Kuzey Kıbrıs Türk Cumhuriyeti'nin tanınmamış olması nedeniyle uluslararası sularda seyreden deniz katili tankerlere müdahale edilememesi, Akdeniz'i her geçen gün geriye dönüşü olmayacak şekilde öldürüyor.

"ÇÖP DAĞLARINI PİRİ REİS GEMİSİ BELİRLEDİ" Bu yöndeki tehlikenin boyutları, Piri Reis gemisinin 2003 yılı sonunda Kuzey Kıbrıs Türk Cumhuriyeti'nin deniz alanlarında gerçekleştirdiği ekolojik araştırmalarda bir kez daha ortaya çıktı.

Dokuz Eylül Üniversitesi Deniz Bilimleri ve Teknolojisi Enstitüsü Piri Reis Araştırma Gemisi Genel Koordinatörü Prof. Dr. Hüseyin Avni Benli, konuyla ilgili olarak TAK muhabirine yaptığı açıklamada, "En son yaptığımız çalışmada Gazimağusa Limanı'nın 2-3 mil açıklarında çöp dağları oluştuğunu gözlemledik. Kontrol mekanizması olmadığı için Gazimağusa Limanı'na girip çıkan gemiler atıklarını komple olarak denize bırakıyor. Geçen gemilerin bıraktığı çöplerin akıntıyla gelmesiyle birlikte, deniz dibinde yaşamı olumsuz etkileyecek bir durum oluştu" dedi.

Söz konusu çöplerden büyük bir kısmının, başta naylon torbalar ve meşrubat kutuları olmak üzere, gemilerden atılan farklı özelliklerdeki çöplerden oluştuğunun gözlemlendiğine işaret eden Benli, "Özellikle naylon torba ve meşrubat kutularının büyük bir kısmının üzerindeki yazıların Arapça ve bir kısmının da bazı Batı ülkeleri orijinli oluşu şaşırtıcı olmamaktadır" diye konuştu.

Piri Reis Araştırma Gemisi ile KKTC deniz alanlarında; biri 1997 baharı, biri 1998 yazı ve biri de 2003 yılı sonbaharında olmak üzere 3 kez yaptıkları ekolojik araştırmalar esnasında deniz tabanında ve yüzey sularında rastlanan çöplerin niteliklerini ve kaynağını da belirlemeye çalıştıklarını anlatan Prof. Dr. Benli, söz konusu çöplerin orijinlerine bakıldığında, bunların genelde Akdeniz'in yüzey akıntı sistemi ve Doğu Akdeniz'de seyreden gemilerle KKTC deniz alanlarına taşındığının kuvvetle tahmin edilmekte olduğuna dikkati çekti.
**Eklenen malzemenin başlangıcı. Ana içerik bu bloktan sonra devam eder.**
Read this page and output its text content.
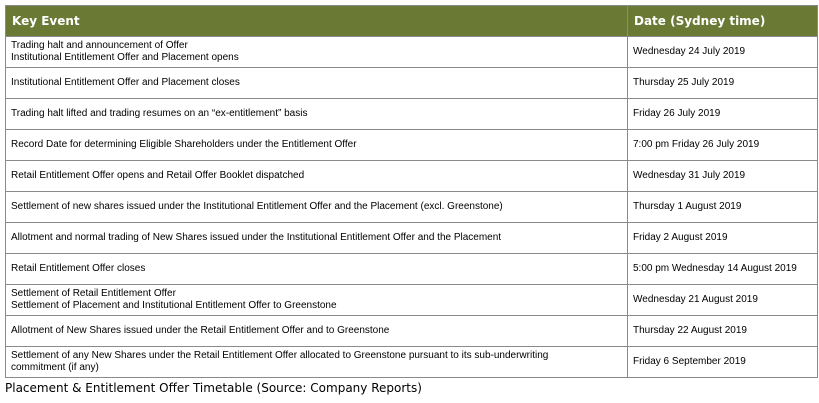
Key Event	Date (Sydney time)

Trading halt and announcement of Offer
Institutional Entitlement Offer and Placement opens	Wednesday 24 July 2019

Institutional Entitlement Offer and Placement closes	Thursday 25 July 2019

Trading halt lifted and trading resumes on an “ex-entitlement” basis	Friday 26 July 2019

Record Date for determining Eligible Shareholders under the Entitlement Offer	7:00 pm Friday 26 July 2019

Retail Entitlement Offer opens and Retail Offer Booklet dispatched	Wednesday 31 July 2019

Settlement of new shares issued under the Institutional Entitlement Offer and the Placement (excl. Greenstone)	Thursday 1 August 2019

Allotment and normal trading of New Shares issued under the Institutional Entitlement Offer and the Placement	Friday 2 August 2019

Retail Entitlement Offer closes	5:00 pm Wednesday 14 August 2019

Settlement of Retail Entitlement Offer
Settlement of Placement and Institutional Entitlement Offer to Greenstone	Wednesday 21 August 2019

Allotment of New Shares issued under the Retail Entitlement Offer and to Greenstone	Thursday 22 August 2019

Settlement of any New Shares under the Retail Entitlement Offer allocated to Greenstone pursuant to its sub-underwriting
commitment (if any)	Friday 6 September 2019
Placement & Entitlement Offer Timetable (Source: Company Reports)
SÜREKLİ ÇÖP DÖKÜLÜYOR Benli, şöyle konuştu:

"Akdeniz'in genel su hareketlerine dikkat edildiğinde deniz suyunun etkili olduğu sıcaklık ve soğukluğuna bağlı yoğunluk farklarından kaynaklanmakta ve Cebelitarık Boğazı'ndan Akdeniz'e giren besin tuzlarınca fakir az yoğunluktaki yüzey sularının Güney Akdeniz'de Batı'dan Doğu'ya doğru yol kat ederek, Kıbrıs'ın doğusundan Kuzey'e yöneldiği bilinmektedir. Bu yol üzerinde kıyısı bulunan ülkeler çöplerini denize döktüklerinde, sözü edilen çöplerin özellikle Mağusa Körfezi ve kuzeyine taşınması sonucu bahsi geçen alanlarının bir çöplüğe dönüşmesine neden olmaktadır. Diğer taraftan bölgede seyir halindeki gemilerin de hiçbir kontrolün yapılmayışı sonucu çöplerini denize dökmeleri de, bahsi geçen deniz dibinde çöp dağlarının oluşmasına katkı sağlamaktadır"

Bu kirliliğin engellenmesi amacıyla bölge ülkeleriyle süratle işbirliği yapılması gerekirken, KKTC'nin hiç bir ülke tarafından tanınmamasının bunu engellediğini kaydeden Dokuz Eylül Üniversitesi Deniz Bilimleri ve Teknolojisi Enstitüsü Piri Reis Araştırma Gemisi Genel Koordinatörü Prof. Dr. Hüseyin Avni Benli, "Doğu Akdeniz'in süratle kirlenmesine neden olan bu durum, giderek tüm bölge denizinin balıkçılık ve turizm başta olmak üzere zenginliklerinin sürdürülebilirliğini tehlikeye düşürebilecektir" şeklinde konuştu.

Gazimağusa Limanı'na girip çıkan gemiler ile Suriye ve civar ülkelere ait gemilerin bıraktığı atıklar nedeniyle oluşan tehlikenin ciddiyetine dikkat çeken Prof. Dr. Benli, özellikle KKTC karasularına girip çıkan gemilere yönelik bir denetim mekanizmasının oluşturulabileceğini ifade etti.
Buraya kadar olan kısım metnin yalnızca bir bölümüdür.